Li a notícia do casaco de lã com mais de vinte anos, desbotado, com um buraco de queimadura e um botão em falta, que foi vendido em leilão por 137.500 dólares, perto de 130 mil euros. O casaco pertenceu ao Kurt Cobain (sim, posso usar o artigo para nomeá-lo, we go back) e foi usado por ele no célebre concerto unplugged da MTV, aquele que permitiu que ouvidos sensíveis (que consiste, no fundo, noutra forma de dureza de ouvido) apreciassem pela primeira vez os Nirvana.

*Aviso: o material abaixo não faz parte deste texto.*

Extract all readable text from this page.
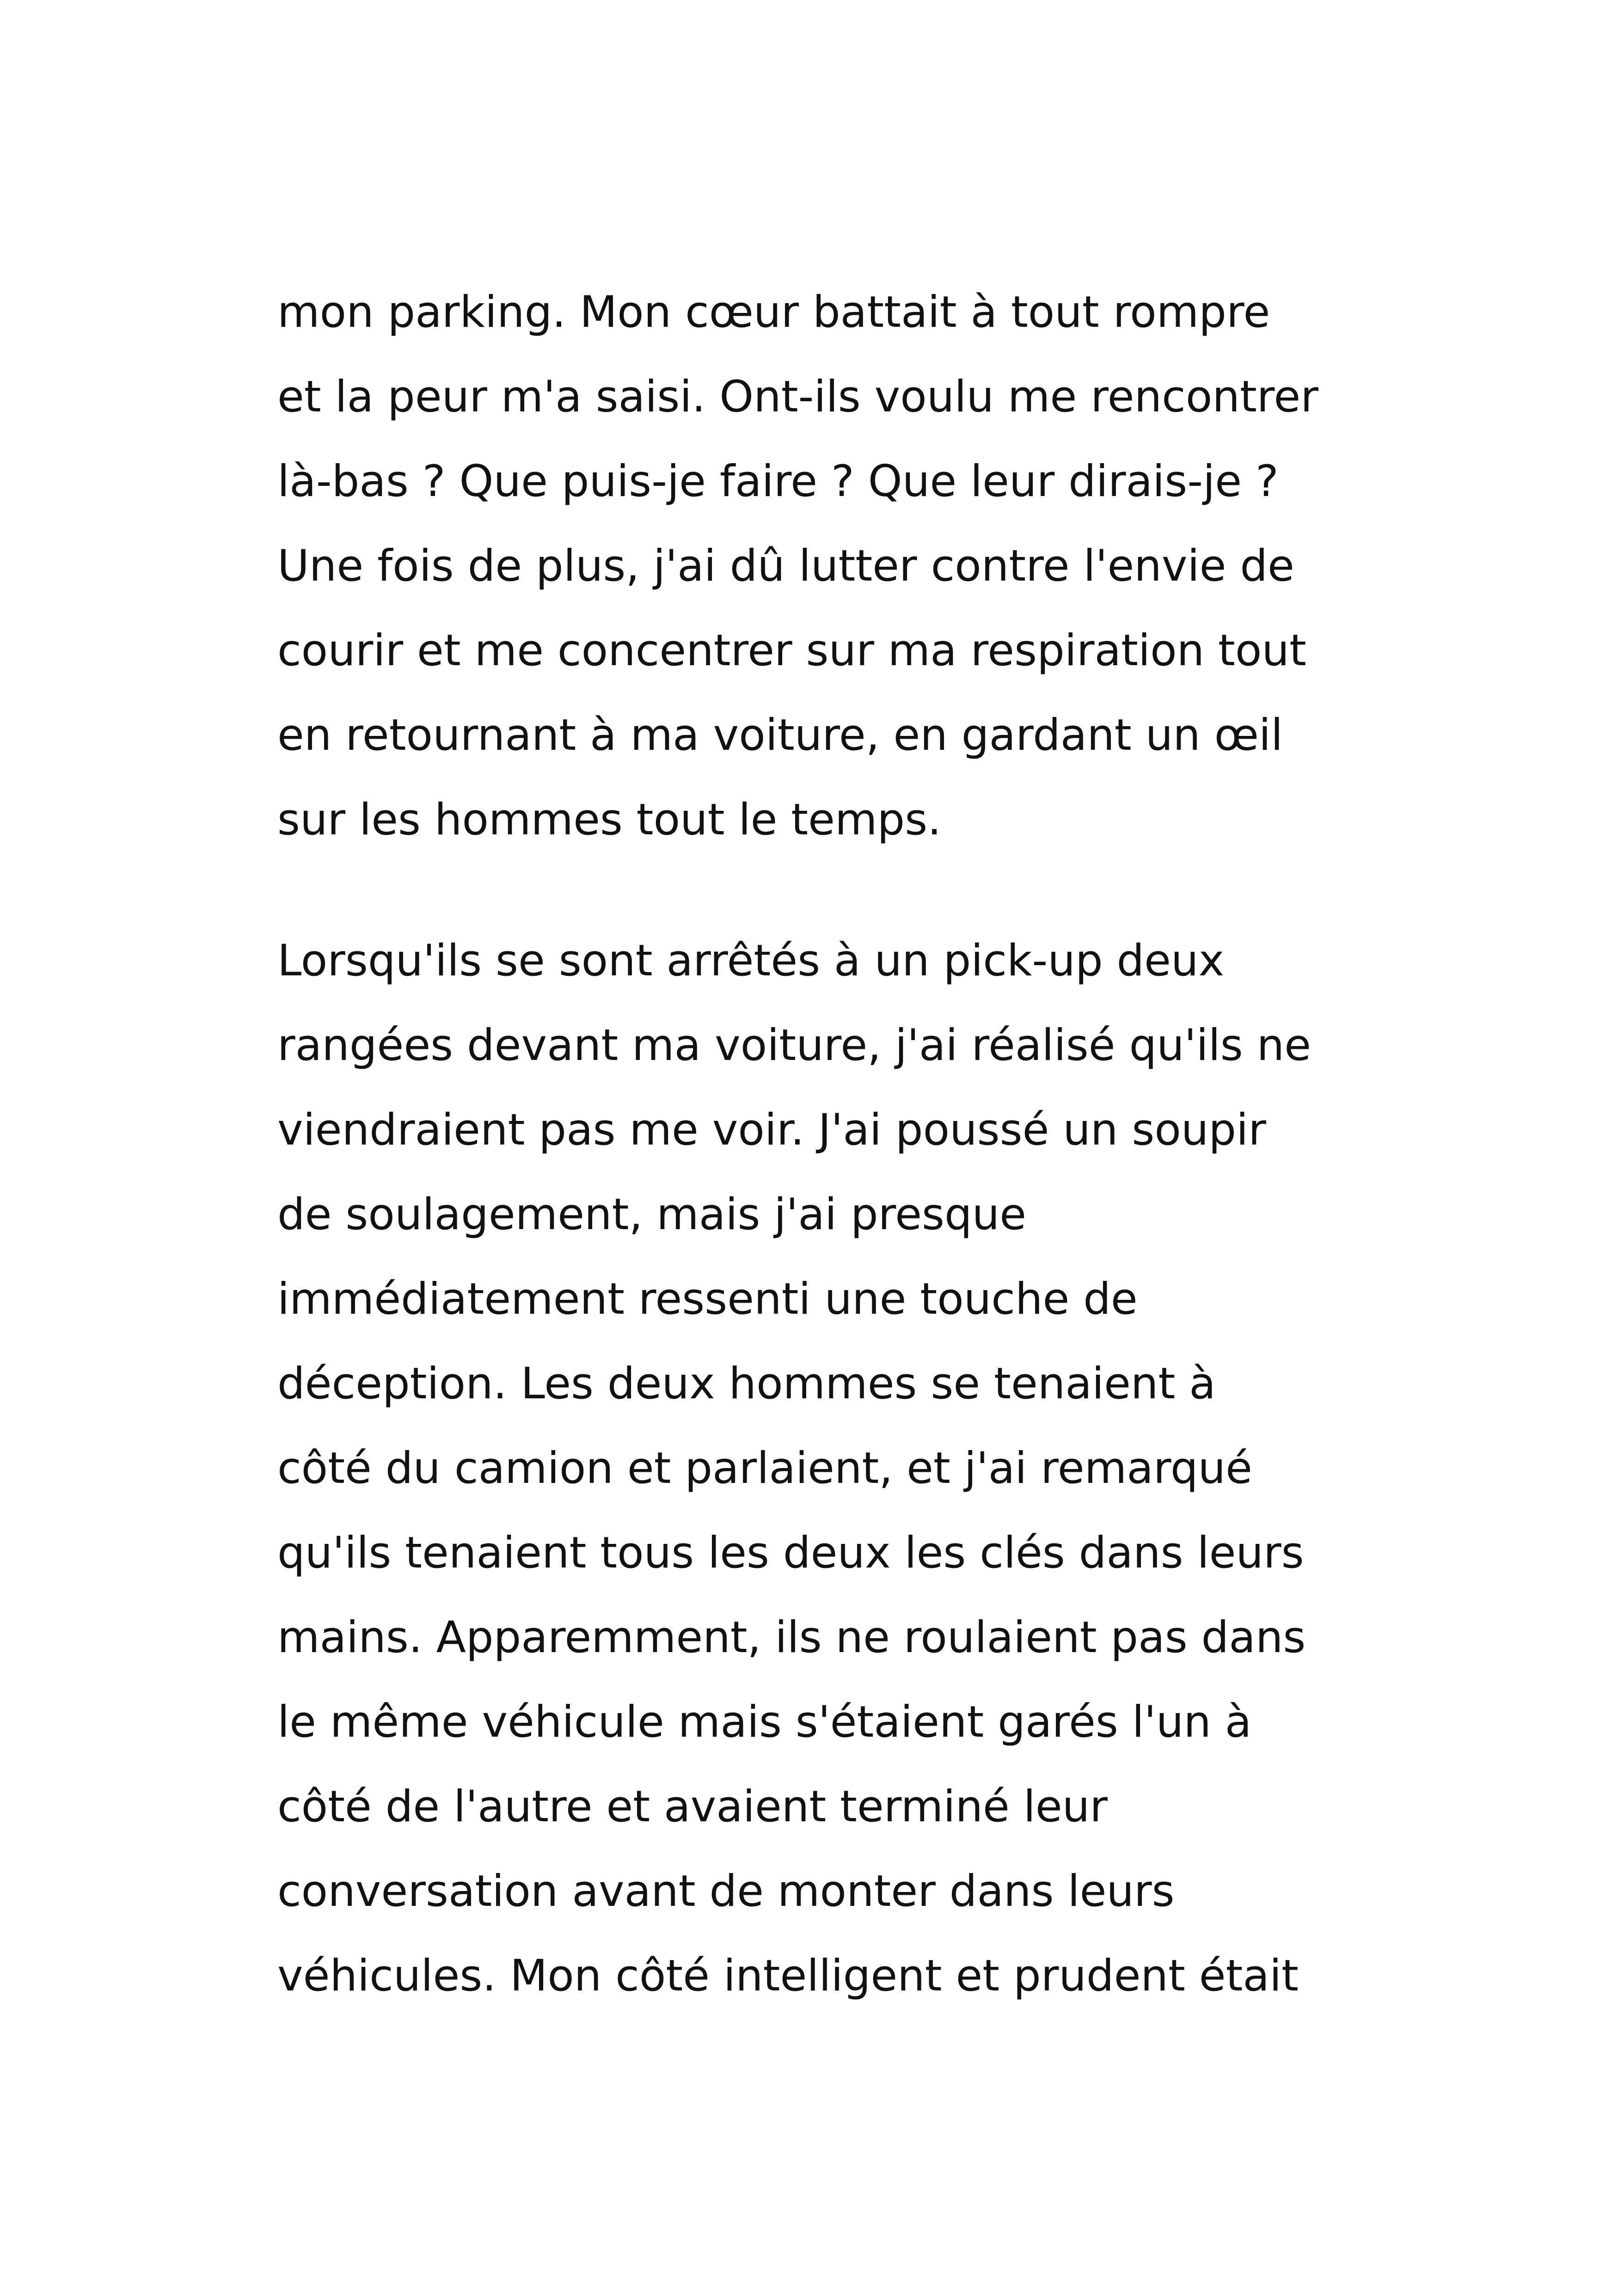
mon parking. Mon cœur battait à tout rompre
et la peur m'a saisi. Ont-ils voulu me rencontrer
là-bas ? Que puis-je faire ? Que leur dirais-je ?
Une fois de plus, j'ai dû lutter contre l'envie de
courir et me concentrer sur ma respiration tout
en retournant à ma voiture, en gardant un œil
sur les hommes tout le temps.
Lorsqu'ils se sont arrêtés à un pick-up deux
rangées devant ma voiture, j'ai réalisé qu'ils ne
viendraient pas me voir. J'ai poussé un soupir
de soulagement, mais j'ai presque
immédiatement ressenti une touche de
déception. Les deux hommes se tenaient à
côté du camion et parlaient, et j'ai remarqué
qu'ils tenaient tous les deux les clés dans leurs
mains. Apparemment, ils ne roulaient pas dans
le même véhicule mais s'étaient garés l'un à
côté de l'autre et avaient terminé leur
conversation avant de monter dans leurs
véhicules. Mon côté intelligent et prudent était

O meu primeiro pensamento foi, naturalmente: “Puta que os pariu”. As voltas que o gajo daria no túmulo se soubesse. Um casaco todo lixado, que já estava todo lixado há vinte anos, porque não nos passaria pela cabeça que ele usasse outra coisa senão um casaco todo lixado, a ganhar valor de mercado, a transformar-se num item cobiçado, capaz de valer o que muitos não ganham em duas décadas. Pareceu-me uma espécie de derrota, vá. Que o Kurt se tenha transformado num desses ícones que os gajos fabricam para consumo rápido, lá vai overdose aos 27, ou morte na estrada, ou tiro de revólver, foi uma derrota que já era esperada. Mas vê-lo transformar-se em peça de mercado é do caraças. Até uma madeixa do seu cabelo louro tinham para leiloar, mas desistiram em cima da hora.

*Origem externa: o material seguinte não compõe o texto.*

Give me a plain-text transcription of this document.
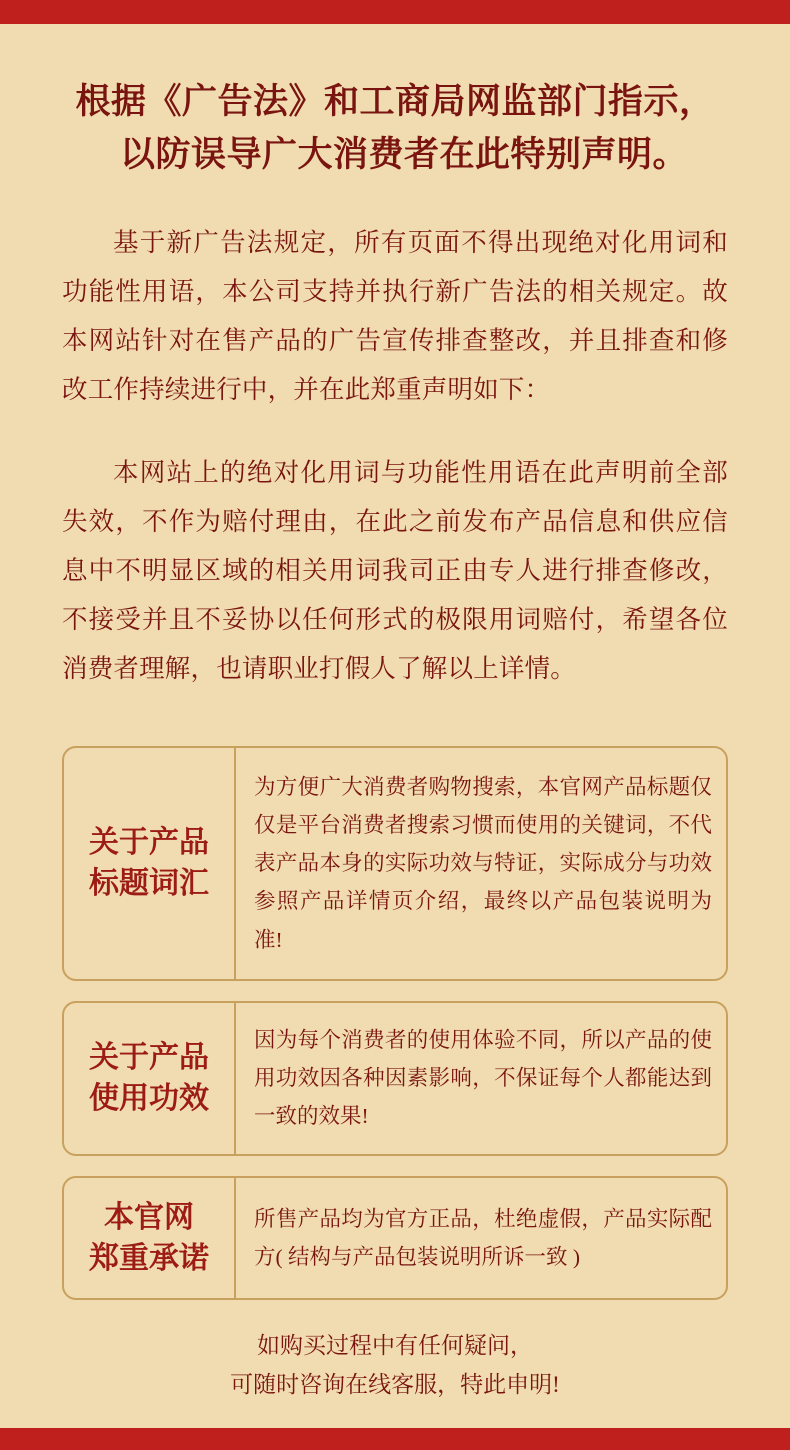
根据《广告法》和工商局网监部门指示，
以防误导广大消费者在此特别声明。

基于新广告法规定，所有页面不得出现绝对化用词和功能性用语，本公司支持并执行新广告法的相关规定。故本网站针对在售产品的广告宣传排查整改，并且排查和修改工作持续进行中，并在此郑重声明如下：

本网站上的绝对化用词与功能性用语在此声明前全部失效，不作为赔付理由，在此之前发布产品信息和供应信息中不明显区域的相关用词我司正由专人进行排查修改，不接受并且不妥协以任何形式的极限用词赔付，希望各位消费者理解，也请职业打假人了解以上详情。

关于产品
标题词汇
为方便广大消费者购物搜索，本官网产品标题仅仅是平台消费者搜索习惯而使用的关键词，不代表产品本身的实际功效与特证，实际成分与功效参照产品详情页介绍，最终以产品包装说明为准!
关于产品
使用功效
因为每个消费者的使用体验不同，所以产品的使用功效因各种因素影响，不保证每个人都能达到一致的效果!
本官网
郑重承诺
所售产品均为官方正品，杜绝虚假，产品实际配方( 结构与产品包装说明所诉一致 )
如购买过程中有任何疑问，
可随时咨询在线客服，特此申明!
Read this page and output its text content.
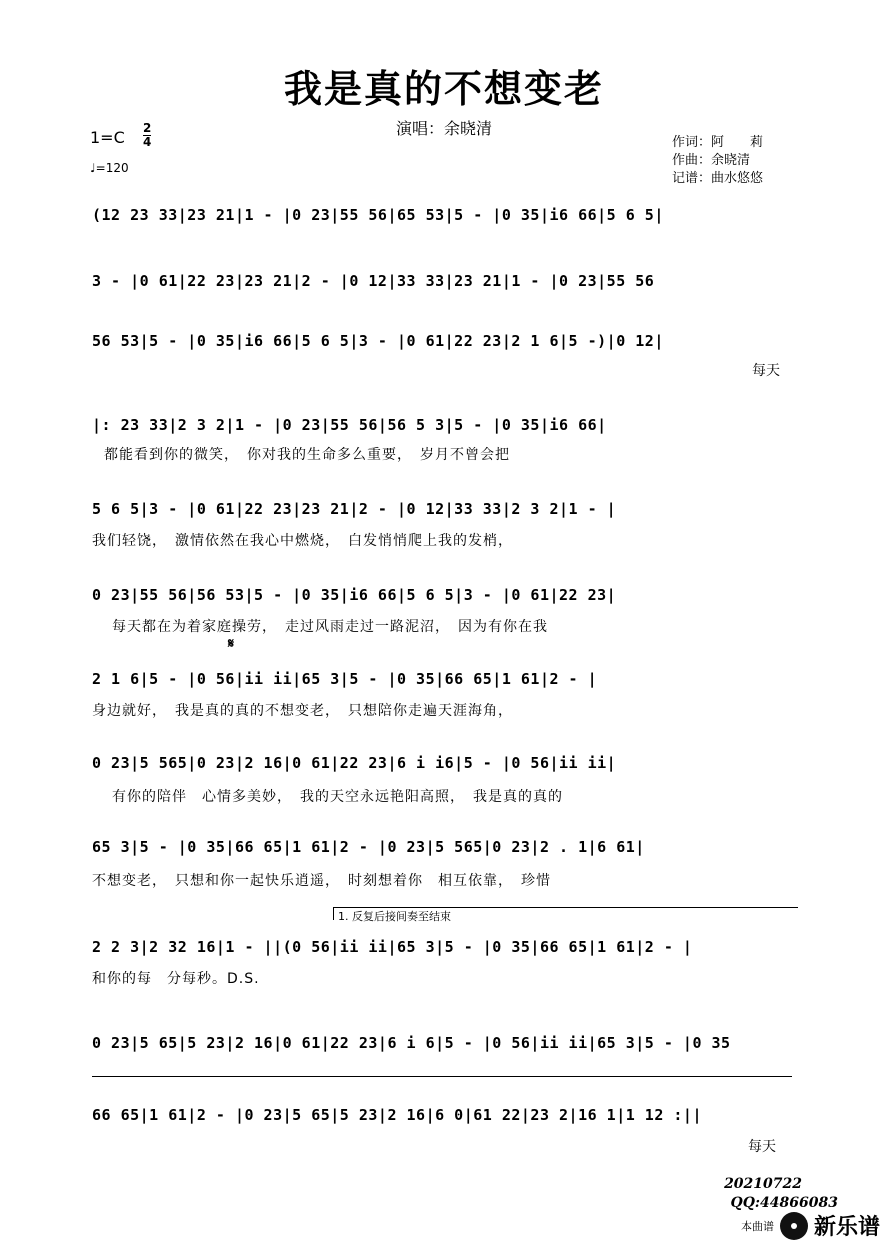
我是真的不想变老
演唱：余晓清
1=C 2
4
♩=120
作词：阿　　莉
作曲：余晓清
记谱：曲水悠悠
(12 23 33|23 21|1 - |0 23|55 56|65 53|5 - |0 35|i6 66|5 6 5|
3 - |0 61|22 23|23 21|2 - |0 12|33 33|23 21|1 - |0 23|55 56
56 53|5 - |0 35|i6 66|5 6 5|3 - |0 61|22 23|2 1 6|5 -)|0 12|
每天
|: 23 33|2 3 2|1 - |0 23|55 56|56 5 3|5 - |0 35|i6 66|
都能看到你的微笑，　你对我的生命多么重要，　岁月不曾会把
5 6 5|3 - |0 61|22 23|23 21|2 - |0 12|33 33|2 3 2|1 - |
我们轻饶，　激情依然在我心中燃烧，　白发悄悄爬上我的发梢，
0 23|55 56|56 53|5 - |0 35|i6 66|5 6 5|3 - |0 61|22 23|
每天都在为着家庭操劳，　走过风雨走过一路泥沼，　因为有你在我
𝄋
2 1 6|5 - |0 56|ii ii|65 3|5 - |0 35|66 65|1 61|2 - |
身边就好，　我是真的真的不想变老，　只想陪你走遍天涯海角，
0 23|5 565|0 23|2 16|0 61|22 23|6 i i6|5 - |0 56|ii ii|
有你的陪伴　心情多美妙，　我的天空永远艳阳高照，　我是真的真的
65 3|5 - |0 35|66 65|1 61|2 - |0 23|5 565|0 23|2 . 1|6 61|
不想变老，　只想和你一起快乐逍遥，　时刻想着你　相互依靠，　珍惜
1. 反复后接间奏至结束
2 2 3|2 32 16|1 - ||(0 56|ii ii|65 3|5 - |0 35|66 65|1 61|2 - |
和你的每　分每秒。D.S.
0 23|5 65|5 23|2 16|0 61|22 23|6 i 6|5 - |0 56|ii ii|65 3|5 - |0 35
66 65|1 61|2 - |0 23|5 65|5 23|2 16|6 0|61 22|23 2|16 1|1 12 :||
每天
20210722
QQ:44866083
本曲谱 新乐谱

Pois, naquele pedacinho do meu coração que ainda conserva os 17 anos senti uma picadela (que já não um aguilhão), porque estas merdas acabam sempre por ser pessoais, a não ser que já estejamos tão blasé que tudo nos dá igual. Espero nunca lá chegar.

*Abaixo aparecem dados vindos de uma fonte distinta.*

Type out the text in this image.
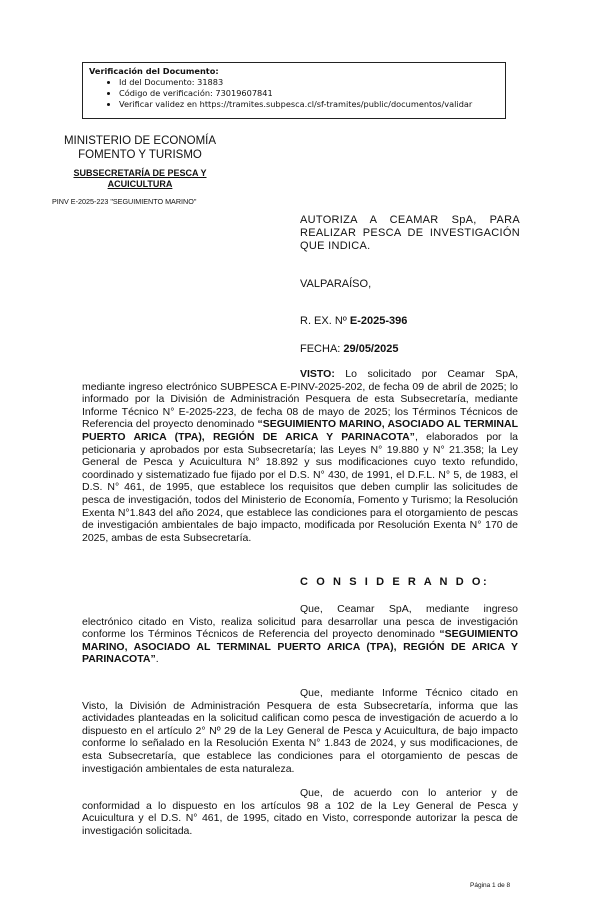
Verificación del Documento:
• Id del Documento: 31883
• Código de verificación: 73019607841
• Verificar validez en https://tramites.subpesca.cl/sf-tramites/public/documentos/validar
MINISTERIO DE ECONOMÍA
FOMENTO Y TURISMO
SUBSECRETARÍA DE PESCA Y
ACUICULTURA
PINV E-2025-223 "SEGUIMIENTO MARINO"
AUTORIZA A CEAMAR SpA, PARA REALIZAR PESCA DE INVESTIGACIÓN QUE INDICA.
VALPARAÍSO,
R. EX. Nº E-2025-396
FECHA: 29/05/2025
VISTO: Lo solicitado por Ceamar SpA, mediante ingreso electrónico SUBPESCA E-PINV-2025-202, de fecha 09 de abril de 2025; lo informado por la División de Administración Pesquera de esta Subsecretaría, mediante Informe Técnico N° E-2025-223, de fecha 08 de mayo de 2025; los Términos Técnicos de Referencia del proyecto denominado “SEGUIMIENTO MARINO, ASOCIADO AL TERMINAL PUERTO ARICA (TPA), REGIÓN DE ARICA Y PARINACOTA”, elaborados por la peticionaria y aprobados por esta Subsecretaría; las Leyes N° 19.880 y N° 21.358; la Ley General de Pesca y Acuicultura N° 18.892 y sus modificaciones cuyo texto refundido, coordinado y sistematizado fue fijado por el D.S. N° 430, de 1991, el D.F.L. N° 5, de 1983, el D.S. N° 461, de 1995, que establece los requisitos que deben cumplir las solicitudes de pesca de investigación, todos del Ministerio de Economía, Fomento y Turismo; la Resolución Exenta N°1.843 del año 2024, que establece las condiciones para el otorgamiento de pescas de investigación ambientales de bajo impacto, modificada por Resolución Exenta N° 170 de 2025, ambas de esta Subsecretaría.
C O N S I D E R A N D O:
Que, Ceamar SpA, mediante ingreso electrónico citado en Visto, realiza solicitud para desarrollar una pesca de investigación conforme los Términos Técnicos de Referencia del proyecto denominado “SEGUIMIENTO MARINO, ASOCIADO AL TERMINAL PUERTO ARICA (TPA), REGIÓN DE ARICA Y PARINACOTA”.
Que, mediante Informe Técnico citado en Visto, la División de Administración Pesquera de esta Subsecretaría, informa que las actividades planteadas en la solicitud califican como pesca de investigación de acuerdo a lo dispuesto en el artículo 2° Nº 29 de la Ley General de Pesca y Acuicultura, de bajo impacto conforme lo señalado en la Resolución Exenta N° 1.843 de 2024, y sus modificaciones, de esta Subsecretaría, que establece las condiciones para el otorgamiento de pescas de investigación ambientales de esta naturaleza.
Que, de acuerdo con lo anterior y de conformidad a lo dispuesto en los artículos 98 a 102 de la Ley General de Pesca y Acuicultura y el D.S. N° 461, de 1995, citado en Visto, corresponde autorizar la pesca de investigación solicitada.
Página 1 de 8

No fundo, a gente soube sempre que essa coisa triste, desalentada, ingénua, desadaptada, frustrada, enraivecida, mas ainda capaz de sentir alguma esperança que foi o nosso grunge (que cada um teve o seu) acabaria depressa. Não aspirava a revolucionar, não acreditava realmente no seu poder transformador, apenas queria contar a raiva, o medo, a angústia, e que lhe dissessem que sim, que haveria uma saída. Ali estávamos, a primeira geração que não tinha o direito de queixar-se, mas que já via – e como se via já então – que o que lhe prometiam ia dar para o torto.

Para muitos, o Kurt até foi o primeiro a morrer-lhes, mas vieram mais. Aprendemos com uma morte à distância antes que ela nos tocasse de perto. Ainda assim, sobrevivemos vários. Fizemo-nos saudosistas, alguns assumidamente conservadores, já nos permitimos dizer “no meu tempo”. Para quem não renegou a música amada, que há gente que até a isso chega (não a deixar de amá-la, que é coisa que não se pode impedir, mas a negar o amor que se lhe teve), incomoda que se apropriem do que será, pelo tempo fora, sempre nosso, que leiloem casacos de lã que não valem um chavelho, que transformem tudo o que amamos em valor transaccionável, item de coleccionador, peça de leilão para um milionário chanfrado que esperará vinte anos pelo momento oportunista de vender, nós que ainda éramos um pouco sentimentais, apesar do sarcasmo, apesar do negrume. Nem com todas as velas acesas encontrámos deus, mas tampouco chegámos a tomar lítio.

O desfecho inevitável para esta queixa é dizer-vos: esqueçam. De resto, deixar conversas a meio é muito grunge.